Sod turned to mark new era

NEW ERA: Member for Flinders Peter Treloar turns the sod, with T-Ports' Kieran Carvill, ICAM's Freddie Bartlett and Australia China Investment Fund's James Forbes.

NEW ERA: Member for Flinders Peter Treloar turns the sod, with T-Ports' Kieran Carvill, ICAM's Freddie Bartlett and Australia China Investment Fund's James Forbes.

The start of a new era in grain handling and exports on the Eyre Peninsula has been marked with a ‘sod turning’ event at the Lucky Bay bunker site on Friday.

T-Ports chief executive officer Kieran Carvill said while the ceremony signalled the official start of the project, planning had been underway for several years, with growers, investors and the Eyre Peninsula community to receive equal benefit from the project.

“We know growers have been promised many things over many years but turning the sod today and having earth-moving equipment already at the site demonstrates this project is here to stay and we see a long and beneficial partnership with EP communities,” he said

“We believe it will create a new way of business for EP growers where, rather than the harvest rush to get grain into the bulk handling system, they may consider investment in on-farm storage to return benefits in cheaper delivery direct to port in the post-harvest period.”

About 40 people attended the event, including Member for Flinders Peter Treloar, ICAM managing director Freddy Bartlett, Member for Giles Eddie Hughes and representatives from Franklin Harbour District Council, Elliston District Council, the Eyre Peninsula Regional Development Board and growers who have committed tonnage to the project.
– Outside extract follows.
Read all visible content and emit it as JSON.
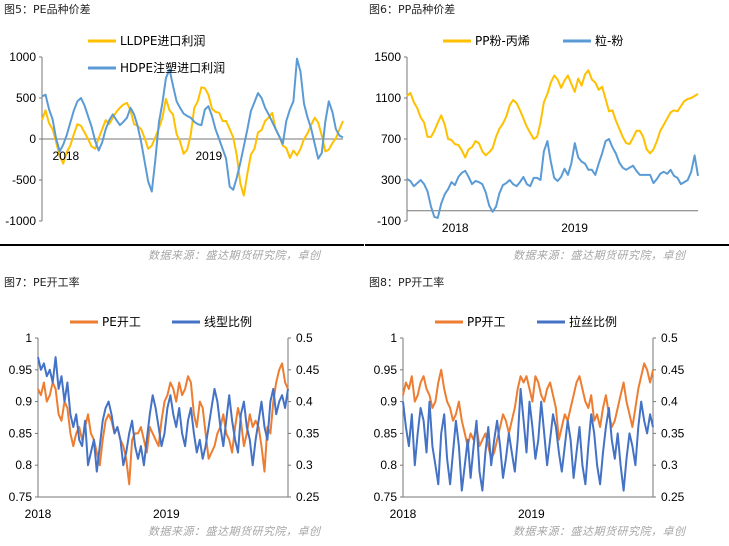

Franklin Harbour District Council mayor Robert Starr said the project was great for the district.

“This is the biggest project in the lifetime of the council,” he said.

“It will put Cowell on the map.”

The event follows a week of T-Ports meeting with growers in Cowell, Cleve, Kimba, Lock and Warramboo.

“We have been meeting with growers on the EP over the past week and the enthusiasm and excitement for a real, tangible alternative grain supply chain in which they have equity is obvious,” Mr Carvill said.